Benefits and Risks: For the use of ULK1 as a diagnostic marker, there is a clear benefit as this provides the first known case of a marker that increases when mTOR is being effectively blocked from therapy. All the current markers are all lowered when mTOR is blocked, which is also useful, but sometimes it is easier to quantify a signal that is low in the starting state and then increased with treatment, proportional to how effective treatment is. It should be a very powerful tool for clinicians, and there is no risk to use these as diagnostics. For the therapeutic combination of ULK1 and mTOR inhibitors, the benefit could be far more durable and lasting responses, which hopefully could mean complete eradication of the tumor cells or restored function to TSC-deficient cell types that are not tumorous (e.g., brain tubers), without patients needing to keep rapamycin for the rest of their lives. The risk is that we do not know if the combination of drugs could harm any normal tissues besides harming the TSC-deficient cells. One reason to be optimistic that there will be no major problems is that mice genetically lacking ULK1 are fine with no obvious negative consequences.

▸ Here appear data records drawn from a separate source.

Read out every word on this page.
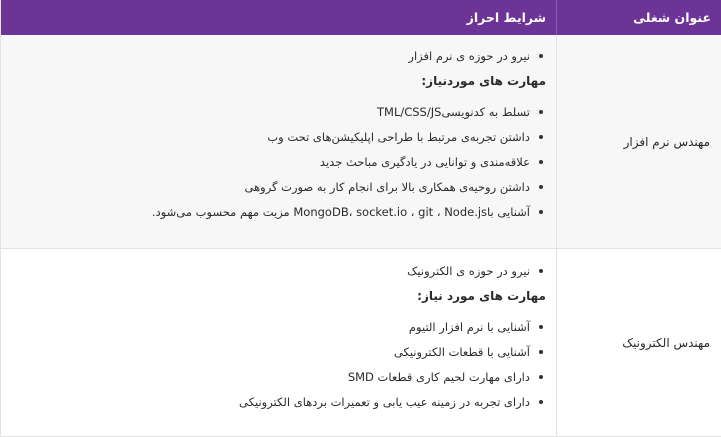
عنوان شغلی
شرایط احراز
مهندس نرم افزار
نیرو در حوزه ی نرم افزار
مهارت های موردنیاز:
تسلط به کدنویسیTML/CSS/JS
داشتن تجربه‌ی مرتبط با طراحی اپلیکیشن‌های تحت وب
علاقه‌مندی و توانایی در یادگیری مباحث جدید
داشتن روحیه‌ی همکاری بالا برای انجام کار به صورت گروهی
آشنایی باMongoDB، socket.io ، git ، Node.js مزیت مهم محسوب می‌شود.
مهندس الکترونیک
نیرو در حوزه ی الکترونیک
مهارت های مورد نیاز:
آشنایی با نرم افزار التیوم
آشنایی با قطعات الکترونیکی
دارای مهارت لحیم کاری قطعات SMD
دارای تجربه در زمینه عیب یابی و تعمیرات بردهای الکترونیکی
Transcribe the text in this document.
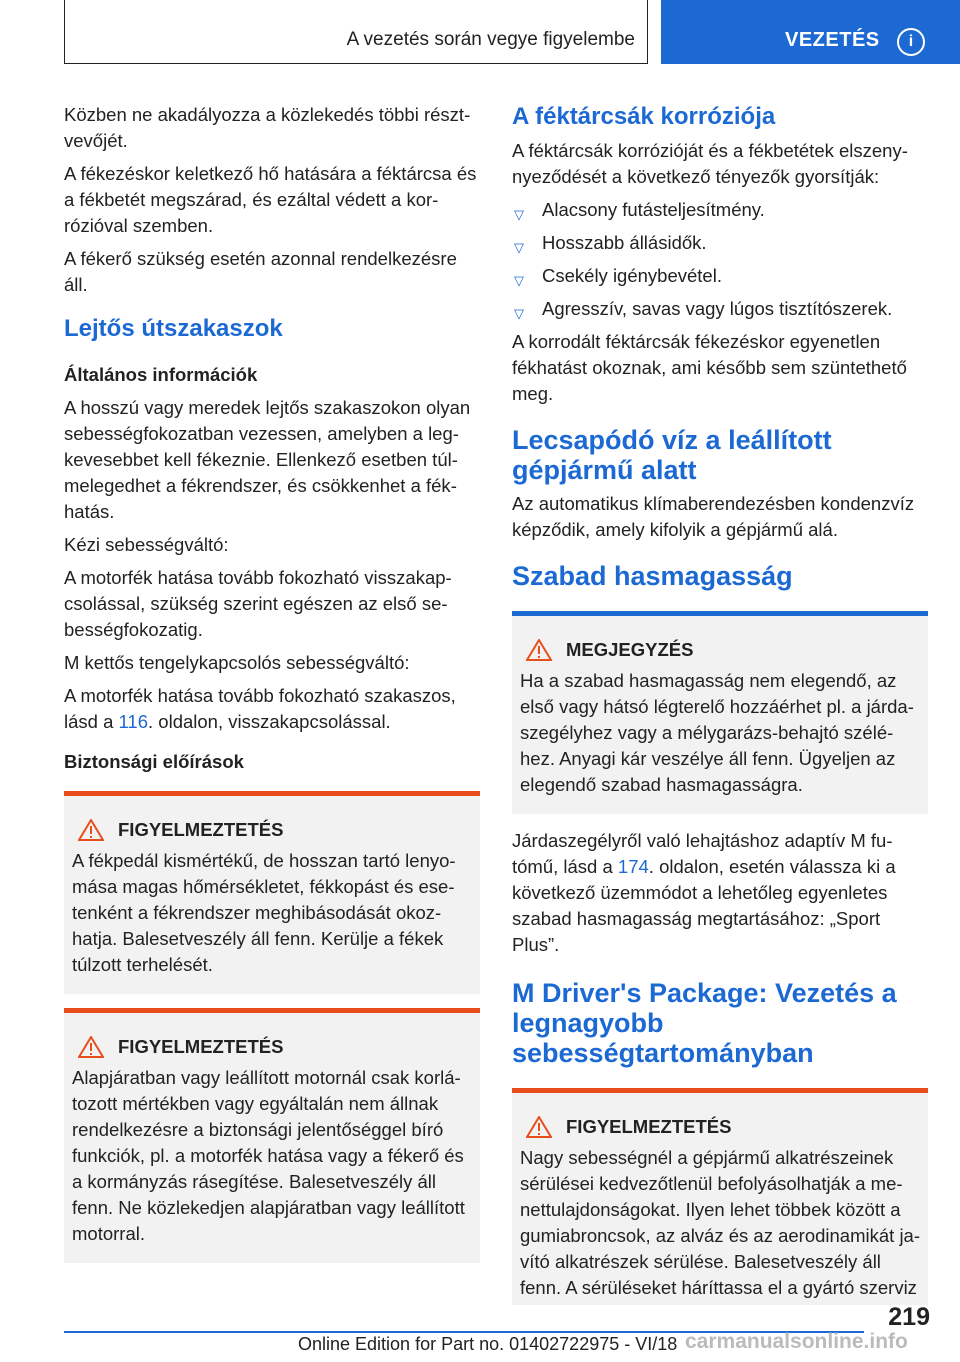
A vezetés során vegye figyelembe	VEZETÉS	i

Közben ne akadályozza a közlekedés többi résztvevőjét.

A fékezéskor keletkező hő hatására a féktárcsa és a fékbetét megszárad, és ezáltal védett a korrózióval szemben.

A fékerő szükség esetén azonnal rendelkezésre áll.

Lejtős útszakaszok
Általános információk

A hosszú vagy meredek lejtős szakaszokon olyan sebességfokozatban vezessen, amelyben a legkevesebbet kell fékeznie. Ellenkező esetben túlmelegedhet a fékrendszer, és csökkenhet a fékhatás.

Kézi sebességváltó:

A motorfék hatása tovább fokozható visszakapcsolással, szükség szerint egészen az első sebességfokozatig.

M kettős tengelykapcsolós sebességváltó:

A motorfék hatása tovább fokozható szakaszos, lásd a 116. oldalon, visszakapcsolással.

Biztonsági előírások
FIGYELMEZTETÉS

A fékpedál kismértékű, de hosszan tartó lenyomása magas hőmérsékletet, fékkopást és esetenként a fékrendszer meghibásodását okozhatja. Balesetveszély áll fenn. Kerülje a fékek túlzott terhelését.

FIGYELMEZTETÉS

Alapjáratban vagy leállított motornál csak korlátozott mértékben vagy egyáltalán nem állnak rendelkezésre a biztonsági jelentőséggel bíró funkciók, pl. a motorfék hatása vagy a fékerő és a kormányzás rásegítése. Balesetveszély áll fenn. Ne közlekedjen alapjáratban vagy leállított motorral.

A féktárcsák korróziója

A féktárcsák korrózióját és a fékbetétek elszenynyeződését a következő tényezők gyorsítják:

▽ Alacsony futásteljesítmény.
▽ Hosszabb állásidők.
▽ Csekély igénybevétel.
▽ Agresszív, savas vagy lúgos tisztítószerek.

A korrodált féktárcsák fékezéskor egyenetlen fékhatást okoznak, ami később sem szüntethető meg.

Lecsapódó víz a leállított gépjármű alatt

Az automatikus klímaberendezésben kondenzvíz képződik, amely kifolyik a gépjármű alá.

Szabad hasmagasság
MEGJEGYZÉS

Ha a szabad hasmagasság nem elegendő, az első vagy hátsó légterelő hozzáérhet pl. a járdaszegélyhez vagy a mélygarázs-behajtó széléhez. Anyagi kár veszélye áll fenn. Ügyeljen az elegendő szabad hasmagasságra.

Járdaszegélyről való lehajtáshoz adaptív M futómű, lásd a 174. oldalon, esetén válassza ki a következő üzemmódot a lehetőleg egyenletes szabad hasmagasság megtartásához: „Sport Plus”.

M Driver's Package: Vezetés a legnagyobb sebességtartományban
FIGYELMEZTETÉS

Nagy sebességnél a gépjármű alkatrészeinek sérülései kedvezőtlenül befolyásolhatják a menettulajdonságokat. Ilyen lehet többek között a gumiabroncsok, az alváz és az aerodinamikát javító alkatrészek sérülése. Balesetveszély áll fenn. A sérüléseket háríttassa el a gyártó szerviz

219
Online Edition for Part no. 01402722975 - VI/18 carmanualsonline.info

Interim Outcomes: The work does have immediate clinical implications, though it will take 1-2 years of testing and validating the ULK1 diagnostics we are developing to see how well they work as markers of mTOR suppression in TSC therapy. It will likely take longer (5 years) to develop our existing ULK1 inhibitors into a form that may be used clinically, though fortunately our collaborator Nick Cosford has 15 years of experience in bringing kinase inhibitors for the clinic while he was at Merck. In the meantime, we will define how well ULK1 drugs combined with mTOR drugs are for TSC outcomes in cells and mouse models.

Contributions: This study is extremely likely to advance the field of TSC research and also have these immediate applications to patient care. The discovery that ULK1 is suppressed by mTOR in all cell types and the fact we can block it with new drugs make this one of the broadest possible new therapeutic options to rationally combine with mTOR drugs since their discovery as a useful treatment in this disease.